Skowron, a Yale and Harvard-trained doctor who quit medicine for Wall Street, is serving his term at McKean Federal Correction Institution in northwestern Pennsylvania, according to the Federal Bureau of Prisons website.
“We are very, very pleased with the outcome,” Morgan Stanley’s attorney Kevin Marino said in a phone interview.
At his sentencing in 2011, Cote ordered Skowron to forfeit $5 million. She also required him to pay restitution of $5.9 million to five investors that bought FrontPoint’s Human Genome stock in block trades just before the clinical-trial results were announced in January 2008. Deutsche Bank AG and Galleon Group LLC were among the funds.
When he was sentenced, Skowron had a net worth of $22 million.
On Oct. 31, Morgan Stanley sued Skowron, seeking recovery of the $33 million Cote said it wasn’t entitled to, as well as the entire $32 million it paid Skowron from 2007 to 2010.
The bank called Skowron a “faithless servant” who lied repeatedly to continue being paid by the bank and to avoid the blow to his reputation that a loss on Human Genome would have caused. The bank said that it was “defrauded” by Skowron’s denials of wrongdoing for “nearly three years.”

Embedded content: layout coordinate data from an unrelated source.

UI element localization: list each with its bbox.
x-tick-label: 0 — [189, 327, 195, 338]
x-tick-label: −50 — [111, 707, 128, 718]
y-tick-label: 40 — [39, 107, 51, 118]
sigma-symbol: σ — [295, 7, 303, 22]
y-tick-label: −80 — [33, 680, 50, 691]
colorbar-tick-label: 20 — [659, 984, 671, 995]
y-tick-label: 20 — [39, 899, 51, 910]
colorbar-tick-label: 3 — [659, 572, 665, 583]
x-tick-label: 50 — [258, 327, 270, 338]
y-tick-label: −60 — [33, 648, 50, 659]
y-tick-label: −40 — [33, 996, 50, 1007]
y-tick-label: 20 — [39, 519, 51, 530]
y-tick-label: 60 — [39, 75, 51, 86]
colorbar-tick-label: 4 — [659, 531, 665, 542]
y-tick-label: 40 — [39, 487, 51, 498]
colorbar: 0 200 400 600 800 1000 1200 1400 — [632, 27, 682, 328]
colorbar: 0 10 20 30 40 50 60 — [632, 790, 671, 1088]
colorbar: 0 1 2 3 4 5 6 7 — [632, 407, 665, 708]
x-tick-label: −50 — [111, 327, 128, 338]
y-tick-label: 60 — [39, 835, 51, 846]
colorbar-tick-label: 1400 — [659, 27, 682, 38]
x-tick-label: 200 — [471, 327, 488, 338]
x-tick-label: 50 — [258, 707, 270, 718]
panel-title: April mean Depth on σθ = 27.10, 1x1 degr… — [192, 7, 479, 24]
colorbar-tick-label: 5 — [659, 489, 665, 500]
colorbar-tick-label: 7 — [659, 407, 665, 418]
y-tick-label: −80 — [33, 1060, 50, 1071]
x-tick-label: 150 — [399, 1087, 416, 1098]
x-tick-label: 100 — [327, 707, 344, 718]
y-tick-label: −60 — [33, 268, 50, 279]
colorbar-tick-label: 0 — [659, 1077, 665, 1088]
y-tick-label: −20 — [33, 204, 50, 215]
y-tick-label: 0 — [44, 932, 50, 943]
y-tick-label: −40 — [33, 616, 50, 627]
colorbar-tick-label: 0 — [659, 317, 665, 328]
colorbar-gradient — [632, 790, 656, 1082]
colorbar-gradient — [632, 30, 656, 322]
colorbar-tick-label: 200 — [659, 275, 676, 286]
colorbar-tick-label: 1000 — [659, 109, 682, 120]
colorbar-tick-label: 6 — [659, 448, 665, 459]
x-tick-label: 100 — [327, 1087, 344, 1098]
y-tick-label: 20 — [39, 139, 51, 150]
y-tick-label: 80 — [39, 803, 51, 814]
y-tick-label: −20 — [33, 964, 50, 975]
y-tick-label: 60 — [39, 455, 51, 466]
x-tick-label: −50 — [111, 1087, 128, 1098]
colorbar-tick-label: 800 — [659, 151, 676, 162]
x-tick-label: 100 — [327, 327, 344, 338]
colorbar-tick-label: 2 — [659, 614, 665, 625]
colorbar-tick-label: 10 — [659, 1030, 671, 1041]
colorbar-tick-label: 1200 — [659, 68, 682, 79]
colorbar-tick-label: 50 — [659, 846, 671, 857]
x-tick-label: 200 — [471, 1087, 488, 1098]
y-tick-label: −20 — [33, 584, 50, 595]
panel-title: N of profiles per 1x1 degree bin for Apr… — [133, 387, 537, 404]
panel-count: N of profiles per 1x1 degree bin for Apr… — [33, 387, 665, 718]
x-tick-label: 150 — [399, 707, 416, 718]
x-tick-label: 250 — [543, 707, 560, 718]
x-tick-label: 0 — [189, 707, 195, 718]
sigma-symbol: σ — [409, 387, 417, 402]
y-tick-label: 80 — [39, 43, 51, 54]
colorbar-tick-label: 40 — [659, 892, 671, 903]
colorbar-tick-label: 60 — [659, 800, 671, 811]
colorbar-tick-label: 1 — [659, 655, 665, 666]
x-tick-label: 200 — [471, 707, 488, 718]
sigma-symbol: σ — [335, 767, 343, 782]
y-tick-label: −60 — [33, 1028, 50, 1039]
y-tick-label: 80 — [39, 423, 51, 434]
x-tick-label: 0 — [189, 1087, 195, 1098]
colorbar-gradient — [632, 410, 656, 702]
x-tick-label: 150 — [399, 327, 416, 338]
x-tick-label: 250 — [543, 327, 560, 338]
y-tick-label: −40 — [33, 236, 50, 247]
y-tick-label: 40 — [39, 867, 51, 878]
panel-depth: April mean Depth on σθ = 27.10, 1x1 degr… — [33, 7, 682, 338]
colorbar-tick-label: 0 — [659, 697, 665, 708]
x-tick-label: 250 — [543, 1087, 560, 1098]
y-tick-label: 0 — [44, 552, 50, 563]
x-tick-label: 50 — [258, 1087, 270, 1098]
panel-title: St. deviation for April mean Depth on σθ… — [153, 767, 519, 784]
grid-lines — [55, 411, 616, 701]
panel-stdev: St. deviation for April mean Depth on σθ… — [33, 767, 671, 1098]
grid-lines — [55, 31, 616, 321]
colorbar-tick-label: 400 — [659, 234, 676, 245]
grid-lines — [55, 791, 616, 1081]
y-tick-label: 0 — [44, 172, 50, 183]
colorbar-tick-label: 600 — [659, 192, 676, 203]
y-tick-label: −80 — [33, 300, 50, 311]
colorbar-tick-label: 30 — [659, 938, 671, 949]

Skowron has asked U.S. District Judge Shira Scheindlin, who’s presiding over Morgan Stanley’s suit, to dismiss that claim as well as a claim for breach of fiduciary duty. Epstein said in a memo to the court that at the time the SEC investigation began in February 2008 that Morgan Stanley “was already aware of facts raising a strong possibility that Skowron was lying” about his denials of wrongdoing.

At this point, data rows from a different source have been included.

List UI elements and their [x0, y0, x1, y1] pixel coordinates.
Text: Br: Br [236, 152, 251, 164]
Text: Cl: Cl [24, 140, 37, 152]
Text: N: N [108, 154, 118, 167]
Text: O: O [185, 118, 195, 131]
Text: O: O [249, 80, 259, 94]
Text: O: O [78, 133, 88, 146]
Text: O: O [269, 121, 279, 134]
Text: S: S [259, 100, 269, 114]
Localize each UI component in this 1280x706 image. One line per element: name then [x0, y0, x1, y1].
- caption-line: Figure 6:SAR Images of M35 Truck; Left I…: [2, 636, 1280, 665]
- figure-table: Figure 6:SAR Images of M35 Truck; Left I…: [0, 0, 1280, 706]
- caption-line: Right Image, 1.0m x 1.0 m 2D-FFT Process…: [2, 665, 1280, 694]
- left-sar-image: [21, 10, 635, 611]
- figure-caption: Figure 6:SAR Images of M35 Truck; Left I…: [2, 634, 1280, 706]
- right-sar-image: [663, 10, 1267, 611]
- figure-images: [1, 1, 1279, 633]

“Undaunted (and unashamed) by its failed attempt to recoup illegal gains, Morgan Stanley came to this court to try again,” said Epstein, who argued that Morgan Stanley, after a cursory investigation, could have determined Skowron had a personal relationship with people who had access to inside information.

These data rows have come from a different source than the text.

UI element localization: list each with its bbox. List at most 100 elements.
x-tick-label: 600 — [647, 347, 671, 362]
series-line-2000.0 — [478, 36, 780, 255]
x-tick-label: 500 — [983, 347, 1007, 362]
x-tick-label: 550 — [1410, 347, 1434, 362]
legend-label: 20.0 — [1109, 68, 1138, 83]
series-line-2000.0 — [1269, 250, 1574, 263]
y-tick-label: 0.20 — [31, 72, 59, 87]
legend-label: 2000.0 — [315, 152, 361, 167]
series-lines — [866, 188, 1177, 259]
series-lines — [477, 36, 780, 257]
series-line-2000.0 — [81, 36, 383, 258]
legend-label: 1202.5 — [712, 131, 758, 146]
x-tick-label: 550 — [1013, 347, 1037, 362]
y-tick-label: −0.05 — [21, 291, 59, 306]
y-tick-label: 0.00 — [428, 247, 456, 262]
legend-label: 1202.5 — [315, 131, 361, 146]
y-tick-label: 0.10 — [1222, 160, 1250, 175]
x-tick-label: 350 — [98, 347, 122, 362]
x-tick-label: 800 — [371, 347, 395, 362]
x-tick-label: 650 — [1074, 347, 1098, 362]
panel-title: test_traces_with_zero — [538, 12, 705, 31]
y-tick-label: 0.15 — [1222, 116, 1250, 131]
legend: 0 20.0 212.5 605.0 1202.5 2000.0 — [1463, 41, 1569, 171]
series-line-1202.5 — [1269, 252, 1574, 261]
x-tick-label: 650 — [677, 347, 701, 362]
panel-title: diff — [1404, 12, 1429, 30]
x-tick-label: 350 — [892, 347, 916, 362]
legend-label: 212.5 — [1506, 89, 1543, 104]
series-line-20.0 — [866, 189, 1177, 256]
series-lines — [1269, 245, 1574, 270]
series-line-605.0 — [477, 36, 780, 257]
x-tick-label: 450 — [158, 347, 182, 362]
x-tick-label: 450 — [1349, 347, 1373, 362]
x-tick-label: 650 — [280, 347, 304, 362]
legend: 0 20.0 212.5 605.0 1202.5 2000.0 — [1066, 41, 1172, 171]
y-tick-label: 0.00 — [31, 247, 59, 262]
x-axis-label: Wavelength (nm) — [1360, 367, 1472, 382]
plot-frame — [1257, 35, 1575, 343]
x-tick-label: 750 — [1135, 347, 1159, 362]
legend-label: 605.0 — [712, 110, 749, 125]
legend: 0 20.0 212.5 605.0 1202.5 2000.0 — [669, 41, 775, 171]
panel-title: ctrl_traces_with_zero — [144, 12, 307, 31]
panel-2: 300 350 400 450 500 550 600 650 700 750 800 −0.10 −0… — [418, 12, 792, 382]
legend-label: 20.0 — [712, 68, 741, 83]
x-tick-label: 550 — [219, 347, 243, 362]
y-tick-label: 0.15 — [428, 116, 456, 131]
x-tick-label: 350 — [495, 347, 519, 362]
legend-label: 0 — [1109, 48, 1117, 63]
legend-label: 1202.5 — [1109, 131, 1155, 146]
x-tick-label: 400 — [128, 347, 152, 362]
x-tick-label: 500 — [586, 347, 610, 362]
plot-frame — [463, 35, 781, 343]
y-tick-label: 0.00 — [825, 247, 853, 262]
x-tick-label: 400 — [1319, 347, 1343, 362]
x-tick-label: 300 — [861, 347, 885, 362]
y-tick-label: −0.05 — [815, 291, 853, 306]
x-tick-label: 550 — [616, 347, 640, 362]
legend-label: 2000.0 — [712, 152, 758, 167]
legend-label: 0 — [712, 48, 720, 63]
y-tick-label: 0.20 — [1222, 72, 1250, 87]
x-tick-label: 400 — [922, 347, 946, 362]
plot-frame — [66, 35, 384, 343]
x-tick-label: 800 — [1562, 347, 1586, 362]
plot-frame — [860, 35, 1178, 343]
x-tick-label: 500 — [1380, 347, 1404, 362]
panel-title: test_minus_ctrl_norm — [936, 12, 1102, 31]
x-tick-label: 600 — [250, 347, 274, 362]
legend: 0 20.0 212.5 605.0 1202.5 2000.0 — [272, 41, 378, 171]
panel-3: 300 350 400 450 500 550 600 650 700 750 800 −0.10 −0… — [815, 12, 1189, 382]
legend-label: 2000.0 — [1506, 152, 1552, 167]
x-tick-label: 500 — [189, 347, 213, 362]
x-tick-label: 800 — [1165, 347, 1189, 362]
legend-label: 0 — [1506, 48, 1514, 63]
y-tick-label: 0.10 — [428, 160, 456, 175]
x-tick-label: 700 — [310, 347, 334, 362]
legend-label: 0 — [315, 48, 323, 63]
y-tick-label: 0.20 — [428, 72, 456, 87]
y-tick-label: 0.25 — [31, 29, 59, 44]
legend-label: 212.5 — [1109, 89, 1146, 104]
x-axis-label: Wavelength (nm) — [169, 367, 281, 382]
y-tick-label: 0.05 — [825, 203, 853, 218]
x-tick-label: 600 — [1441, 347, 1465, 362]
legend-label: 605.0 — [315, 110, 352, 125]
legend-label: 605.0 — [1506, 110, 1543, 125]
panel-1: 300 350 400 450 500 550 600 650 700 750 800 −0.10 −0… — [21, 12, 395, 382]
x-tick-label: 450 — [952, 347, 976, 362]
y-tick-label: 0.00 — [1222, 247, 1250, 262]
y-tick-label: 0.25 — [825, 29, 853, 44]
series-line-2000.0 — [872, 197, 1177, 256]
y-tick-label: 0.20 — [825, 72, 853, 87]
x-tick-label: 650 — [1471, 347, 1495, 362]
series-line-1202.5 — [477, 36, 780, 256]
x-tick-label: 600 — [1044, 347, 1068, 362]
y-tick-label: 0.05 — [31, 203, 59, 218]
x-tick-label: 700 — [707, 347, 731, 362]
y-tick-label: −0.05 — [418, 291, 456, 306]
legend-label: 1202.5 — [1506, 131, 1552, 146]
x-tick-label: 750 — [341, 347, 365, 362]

“Morgan Stanley clearly has the means, and the motivation, to pursue Skowron on multiple fronts,” Epstein said. “But neither its size nor its punitive intent gives it the right to assert meritless claims.”
The District Court case is U.S. v. Skowron, 1:11-cr-00699, U.S. District Court, Southern District of New York Manhattan). The appeal is U.S. v. Skowron, 12-1284, U.S. Court of Appeals for the Second Circuit (Manhattan). Morgan Stanley’s suit is Morgan Stanley v. Skowron, 12-cv-8016, U.S. District Court, Southern District of New York (Manhattan).